I know it's in vogue right now to bitch about X, but X doesn't
have a problem with the clipboard design. The problem is that Xterm
has odd selection usage and that's keeping other applications from
using the clipboards "properly".
> A proper clipboard implementation done on the server that accepts
> multiple MIME types
X calls the clipboard a "cut buffer" and it has several of them. It
also has a "current selection" (which is what Xterm uses and that
screws up other applications). The type of a cut buffer is specified
by the application storing something on it. Another app getting a
cut buffer can look at the type and do something appropriate.
> and is "smart" about it (explict request), verses the current
> "dumb" mode (annoying)
This has *nothing* to do with X. Applications must explicitly set the
current selection and the cut buffers -- nothing is automatic. What
you're complaining about is a broken *application*. (Probably Xterm
or something "inspired" by Xterm.)
> A consistent API that allows setting of the mouse speed, acceleration,
> double click rate, etc.
Many of the things on your list are already configurable with X APIs.
The double click rate is a per-toolkit configurable parameter, not a
core X feature. (I suppose you hate this too, but consider that it
would piss off toolkit developers if they were forced to live with a
400 millisecond latency between all mouse click events. X already
includes server-side time stamps on all events, so double clicks are
trivial in a toolkit.)
> There are other major problems with X, but these are the main ones I
> think of when I think of how X handles input (and the clipboard).
Get a clue before you pop off on something you don't understand.
X has some really nice features that a lot of applications totally
misuse/abuse/avoid.

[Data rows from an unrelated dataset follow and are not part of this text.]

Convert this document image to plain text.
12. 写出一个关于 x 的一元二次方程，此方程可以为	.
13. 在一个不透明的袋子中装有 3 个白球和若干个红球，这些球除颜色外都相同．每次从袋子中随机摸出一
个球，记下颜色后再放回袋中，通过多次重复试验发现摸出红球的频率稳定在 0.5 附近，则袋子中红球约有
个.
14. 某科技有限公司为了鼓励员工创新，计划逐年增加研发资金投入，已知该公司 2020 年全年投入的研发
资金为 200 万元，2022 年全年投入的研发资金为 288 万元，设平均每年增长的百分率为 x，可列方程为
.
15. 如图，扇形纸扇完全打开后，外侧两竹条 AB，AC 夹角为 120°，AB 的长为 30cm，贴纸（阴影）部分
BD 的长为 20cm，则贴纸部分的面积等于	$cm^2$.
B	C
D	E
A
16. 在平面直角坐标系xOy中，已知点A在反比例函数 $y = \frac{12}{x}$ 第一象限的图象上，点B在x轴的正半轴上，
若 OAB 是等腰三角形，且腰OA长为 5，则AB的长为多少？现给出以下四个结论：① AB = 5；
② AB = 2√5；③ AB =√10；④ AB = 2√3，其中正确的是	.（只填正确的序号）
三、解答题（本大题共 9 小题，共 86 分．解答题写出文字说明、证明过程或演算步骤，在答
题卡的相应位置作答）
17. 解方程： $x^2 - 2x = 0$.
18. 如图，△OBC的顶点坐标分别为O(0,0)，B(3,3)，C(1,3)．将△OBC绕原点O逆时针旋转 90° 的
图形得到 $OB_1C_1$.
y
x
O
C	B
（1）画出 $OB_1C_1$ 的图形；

It would be like Microsoft doing a really terrible
port of Office to Linux and then everybody bitching about how horrible
Linux is.
The rule of thumb for bitching about X is whenever you get the urge
to say "X sucks because of ..." replace "X" with "This application".
If it's a real problem with X then the developers will be happy to
tell you exactly why and how much X sucks.